Saturday, July 21, 2007

America's Slippery Slope

I hate the need of some people to make monsters of others. I am a humanist. No matter what another person has done, he or she is still a person. This point may seem simple, and in little need of making, but in the noise of the present day media machine, I think it is actually easy to forget.

When I say a killer or a terrorist is nonetheless still a person, why is it assumed I am lessening or softening their offense? Not at all. Precisely because they violated the humanity of other people through killing, they are guilty of an essential betrayal.

Those who insist that Hitler or Saddam Hussein are not human – monsters – are guilty of a betrayal similar (if far smaller, of course) to the ones they carried out. Just as killers deny the humanity of others in order to carry out their killing, pseudo-moralists must deny the humanity of others in order to carry out their task. What is their task? To divide the human race between humans and “monsters.” I am not going to argue that this moral division is as serious as the bloody division of life and death perpetrated by killers.

But consider this: the beginning of killing is symbolic and moral. Hitler only succeeded in his task of killing because the prerequisite moral and symbolic segregation was accomplished. So in this present day “War on Terror” I insist on the humanity of terrorists. Why? For the simple reason that demonizing them is preparing the way for atrocities committed by us in the name of right.

In other words, we are preparing the way to follow in the de-humanizing footsteps of those we hate. We hunger to become like them. When one hungers to become a terrorist – a hunger many Americans feel – morality becomes a burden.

But I insist on this: morality is a joy and a freeing force. Morality frees me from hate and allows me to judge wrongdoing rationally, without myself becoming a wrongdoer. It worries me that so many Americans are eager to join in terrorism: first symbolic and moral, and finally actual.

In Harlem I passed a man wearing a T-shirt reading, "I support terrorist prisoner abuse." Such a statement is simply a hunger for revenge, as well as politically lazy. The very point is that without a proper procedure one does not in fact know whether people in custody are "terrorists." To simply trust the president is to believe that executive omniscience trumps facts.

What I want to point to, however, is that the slogan avoided the word "torture." Why this linguistic delicacy? I think this slight veil or censorship is the fig leaf that allows people to, on the one hand, divide the world into good and evil, and on the other, to pretend that they belong only in the former camp. We are copying the terrorists, goes the thinking, but we maintain a tiny symbolic difference that proves our superiority.
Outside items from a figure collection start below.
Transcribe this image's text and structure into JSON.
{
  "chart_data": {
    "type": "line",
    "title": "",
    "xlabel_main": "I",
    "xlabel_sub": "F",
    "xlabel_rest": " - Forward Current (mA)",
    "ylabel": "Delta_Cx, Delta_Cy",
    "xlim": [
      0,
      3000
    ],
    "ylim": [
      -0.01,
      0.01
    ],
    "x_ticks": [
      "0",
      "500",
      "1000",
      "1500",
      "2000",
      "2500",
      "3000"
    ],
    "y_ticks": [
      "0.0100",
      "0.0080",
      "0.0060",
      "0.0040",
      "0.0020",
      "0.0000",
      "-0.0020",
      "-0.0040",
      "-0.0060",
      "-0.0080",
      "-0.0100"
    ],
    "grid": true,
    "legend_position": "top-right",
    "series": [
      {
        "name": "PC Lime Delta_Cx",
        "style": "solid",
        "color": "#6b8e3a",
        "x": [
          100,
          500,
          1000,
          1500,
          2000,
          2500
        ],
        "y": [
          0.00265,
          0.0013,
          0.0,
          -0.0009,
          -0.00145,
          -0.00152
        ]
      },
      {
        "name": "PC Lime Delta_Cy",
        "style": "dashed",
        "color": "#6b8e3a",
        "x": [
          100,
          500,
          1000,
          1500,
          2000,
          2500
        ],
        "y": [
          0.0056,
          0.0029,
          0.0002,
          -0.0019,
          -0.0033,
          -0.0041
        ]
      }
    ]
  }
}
The other day I heard a typical symbolic or linguistic example of this thinking. I was listening to National Public Radio’s “On Point.” One of Tom Ashbrook’s guests was a journalist from the Philadelphia Inquirer. When asked about the situation in Pakistan, this woman said that the country was indeed home to “virulent” Muslims, and the borderlands with Afghanistan was a place where the Taliban movement is “nesting.”

I object to these descriptions because in dehumanizing those people, we participate in the logic of terror, we copy the tactics of those we fight. Could the attackers of 9-11 have carried out that act without first designating those attacked as cockroaches, less than human? Why, I ask, are Americans so eager to follow in their footsteps? While seeming to fight terrorists, these Americans – including the journalist from Philadelphia – dream of becoming them.

Hate is not essentially immoral. Hate is an important moral force. What is deeply immoral is to dehumanize. Dehumanization is a betrayal.

1 comment:

Starfire said...

I've noticed this for a while now. Why is it so little spoken of. Whilst i enjoy watching the series '24', why is it ever-necessary for the protagonist to torture his subjects- is this supposed to be exciting, enjoyable viewing? Is there some hind of attempt being made to diminish our moral values and the value we place on human life?

Whilst there has long been the inner city brutality, the world of gang warfare of the 'have nots', I see a taste for brutalisation entering 'pop culture' and approaches to world events. It is indeed a slippery slope, as morality is really our defence, as you say, our liberator. It makes refined thinking, a comfortable life, possible.

I believe that America has, historically, shown some great wisdom in dealing with her enemies- the rehabilitation of Japan and Germany stands out from maybe anything that had happened before. I hope these tendencies win out and the causes of violence are examined, so as to put an end to them, once and for all.

Unfortunately, it is much easier to see these things in terms of 'other countries terrorists'- the Tamil Tigers, the IRA, the Chetzens, formerly the Mujahadeen. Then, the terrorist is a desperate messenger for whom dialogue has failed. When it comes to the home countries terrorists, they are savage barbarians of a possibly savage race, unable to reason and in need only of destruction.

The main thing is to find out who it is possible to talk to and get the talking started, even secretly. We may need to fight with certain people in the short term, but in the longer term there is no need to fight with certain 'peoples' and we have to remember that we are all, ultimately, human beings.